Não há nenhum barco da vida dos chocos ou do linguado que não apanhe pescadas.
Mas o senhor presidente da C~amara não anda ao mar.
O ordenado dele está certo, portanto, porque é que se há-de preocupar com os pescadores?
Mas pode ser que se engane, porque muitos pescadores estão preocupados com o que ele tem feito, ou por outra, com o que ele não tem feito para defender os pescadores.
O Filho dum Pescador de Olhão

Anónimo a 11 de Agosto de 2009 às 16:37
Quem ler o preambulo da Portaria a que se refere o amigo Castanheira, facilmente chegara à conclusão que o seu articulado visa fazerface ao rapido esgotamento da quota da pescada (7 de Abril 2009) por parte das embarcações da zona Ocidental Norte, tendo em vista evitar as rejeições ao mar. Decidiu agora, a Administração Central das Pescas, estabelecer "um mecanismo mais flexivel" que permita às embarcações com quotas individuais transferirem para embarcações sem quotas atribuidas, leia-se com quotas esgotadas.

Diz a Administração Central das Pescas que esta é uma oportunidade para fazer alguns ajustamentos no articulado da Portaria n.º 187/2009, de 20 de Fevereiro, diploma que já previa, no seu n.º 1 do artigo 2.º, easta transferencia de quota da pescada.

Segundo o nosso amigo Castanheira, e bem, que esta altertação é ficticia.
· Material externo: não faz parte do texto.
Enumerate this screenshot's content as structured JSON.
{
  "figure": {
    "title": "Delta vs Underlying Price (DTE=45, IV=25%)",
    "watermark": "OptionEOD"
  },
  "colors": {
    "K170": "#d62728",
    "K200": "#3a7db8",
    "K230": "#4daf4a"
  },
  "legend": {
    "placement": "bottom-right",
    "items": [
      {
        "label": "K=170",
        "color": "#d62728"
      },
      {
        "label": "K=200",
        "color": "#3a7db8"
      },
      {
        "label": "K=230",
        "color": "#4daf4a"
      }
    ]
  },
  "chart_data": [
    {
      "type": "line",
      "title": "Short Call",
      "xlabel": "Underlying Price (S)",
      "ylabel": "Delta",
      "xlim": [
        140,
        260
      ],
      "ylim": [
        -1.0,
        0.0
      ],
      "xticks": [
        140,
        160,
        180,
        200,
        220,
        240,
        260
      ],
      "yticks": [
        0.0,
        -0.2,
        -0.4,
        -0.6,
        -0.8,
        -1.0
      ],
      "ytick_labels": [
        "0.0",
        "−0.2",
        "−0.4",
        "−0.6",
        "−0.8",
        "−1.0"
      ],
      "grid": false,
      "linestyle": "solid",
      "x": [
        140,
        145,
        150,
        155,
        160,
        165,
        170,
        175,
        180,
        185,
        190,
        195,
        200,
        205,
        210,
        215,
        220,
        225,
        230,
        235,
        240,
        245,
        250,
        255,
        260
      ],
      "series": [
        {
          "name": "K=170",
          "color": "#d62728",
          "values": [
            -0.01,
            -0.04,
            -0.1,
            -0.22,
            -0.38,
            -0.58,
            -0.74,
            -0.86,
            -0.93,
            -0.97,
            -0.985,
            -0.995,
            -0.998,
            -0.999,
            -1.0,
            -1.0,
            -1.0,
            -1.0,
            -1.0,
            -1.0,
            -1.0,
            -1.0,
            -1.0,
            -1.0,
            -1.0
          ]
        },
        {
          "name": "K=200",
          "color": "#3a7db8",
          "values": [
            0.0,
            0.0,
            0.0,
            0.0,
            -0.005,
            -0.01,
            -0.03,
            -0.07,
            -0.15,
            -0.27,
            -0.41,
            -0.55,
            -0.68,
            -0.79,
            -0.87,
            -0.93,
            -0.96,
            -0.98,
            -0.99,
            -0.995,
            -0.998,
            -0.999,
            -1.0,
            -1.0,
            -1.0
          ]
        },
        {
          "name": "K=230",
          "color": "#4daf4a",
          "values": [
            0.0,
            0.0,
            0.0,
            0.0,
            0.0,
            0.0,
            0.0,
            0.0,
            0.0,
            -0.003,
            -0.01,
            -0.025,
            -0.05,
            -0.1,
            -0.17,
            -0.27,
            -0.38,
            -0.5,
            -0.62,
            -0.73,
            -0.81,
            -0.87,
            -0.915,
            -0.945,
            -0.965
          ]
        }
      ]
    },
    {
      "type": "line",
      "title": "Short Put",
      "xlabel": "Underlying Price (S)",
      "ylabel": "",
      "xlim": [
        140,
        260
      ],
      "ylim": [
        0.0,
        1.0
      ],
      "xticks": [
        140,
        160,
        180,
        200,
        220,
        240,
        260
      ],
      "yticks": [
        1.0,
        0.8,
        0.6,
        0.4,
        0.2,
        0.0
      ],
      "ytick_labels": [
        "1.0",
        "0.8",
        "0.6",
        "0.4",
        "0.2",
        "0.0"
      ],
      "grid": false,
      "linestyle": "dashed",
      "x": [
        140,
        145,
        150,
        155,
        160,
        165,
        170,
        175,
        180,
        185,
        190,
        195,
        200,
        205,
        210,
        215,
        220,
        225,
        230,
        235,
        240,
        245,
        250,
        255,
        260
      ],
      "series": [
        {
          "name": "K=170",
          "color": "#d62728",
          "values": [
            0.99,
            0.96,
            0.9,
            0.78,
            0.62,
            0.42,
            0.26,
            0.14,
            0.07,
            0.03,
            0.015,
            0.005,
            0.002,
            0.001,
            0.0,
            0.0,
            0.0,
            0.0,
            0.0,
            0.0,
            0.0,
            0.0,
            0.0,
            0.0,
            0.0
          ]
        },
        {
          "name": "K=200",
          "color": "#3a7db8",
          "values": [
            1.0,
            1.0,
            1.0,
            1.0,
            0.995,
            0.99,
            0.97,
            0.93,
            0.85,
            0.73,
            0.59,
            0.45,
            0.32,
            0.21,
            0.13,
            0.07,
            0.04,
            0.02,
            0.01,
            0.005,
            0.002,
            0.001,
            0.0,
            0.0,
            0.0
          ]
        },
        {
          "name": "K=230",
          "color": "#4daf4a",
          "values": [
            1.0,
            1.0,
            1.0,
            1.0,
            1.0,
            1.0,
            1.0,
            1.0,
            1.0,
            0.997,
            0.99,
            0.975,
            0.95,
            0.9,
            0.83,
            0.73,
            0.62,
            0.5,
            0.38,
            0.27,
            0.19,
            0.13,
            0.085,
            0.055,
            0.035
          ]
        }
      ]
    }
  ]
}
Por um lado a Portaria agora alterada já previa tal transferencia, e por outro é mais que certo que quem tem quota para pescar dificilmente transferira parte da mesma, ainda mais tendo presente a a actual situação de crise que o sector da pescaatravessa.

Há ainda a acrescentar, de acordo com a Portaria 678-A/2009, de 23 de Junho, que as capturas efectuadas ao abrigo de transferencia de quotas não são consideradas para futura repartição das quotas disponiveis, nem constituem direitos para os efeitos de alteração à chave de repartição.

A defesa e preservação dos recursos tem de ser entendida como um investimento, o que não tem sido entendido pelos responsaveis da Administração Central a qual sempre se tem recusado a atribuir compensações financeiras aos profissionais do sector sempre que são decretadas Paragens Biologicas (defesos). A defsa e preservação dos recursos não pode continuara a ser feita, como até aqui tem vindo a fazer-se, unica e exclusivamente à custa da perda total dos rendimentos dos pescadores. E sabem a que pretexto é recusada a atribuição destas compensações financeiras? Dizem os responsaveis, imaginem!, que a sua atribuição é incompativel com as regras comunitárias.

Fez agora em Maio ultimo um ano que a frota de pesca nacional esteve paralizada durante cinco dias. As medidas de apoio, então anunciadas com pompa e circunstancia, pouco ou nada se têm feito sentir.

Abriu-se então uma linha de credito que na pratica significa ir comprar dinheiro ao banco, cujo acesso depende de os armadores terem a sua situação regularizada com a Seg. Social e o fisco. Estabeleceu-se também uma ajuda financeira destinada a compensar, por um período de 3 meses (Julho, Agosto e Setembro 2008), o pagamento da taxa contributiva para a Seg. Social por parte dos profissionais (armadores e pescadores).

O pagamento deste apoio financeiro estava dependente da comprovação da liquidação pelo armador das contribuições dos pescadores para a Seg Social, ou seja, primeiro os armadores e pescadores pagavam à Seg Social e depois aguardavam o reembolso das verbas pagas.. No momento em que escrevo este comentário há ainda armadores e pescadores que aguardam o respectivo reembolso. Que grande apoio este, heim!.

Através da Portaria n.º 1447/08, de 15 de Dezembro, determinou o governo uma cessação temporária de actividade de pesca (45 dias) para cada um dos sub-sector da pesca, com a atribuição de compensações financeiras aos pescadores e armadores. No momento em que escrevo este comentário ainda há muitos pescadores e armadores que aguardam a chegada às suas mãos das verbas correspondentes a esta cessação temporária de actividade.

Que belo exemplo, e que forma tão sublime de ajudar os profissionais do sector a fazer face ás sua serias dificuldades.

Palavras para quê, trata-se de um governo português, do Partido Socialista de José Sócrates.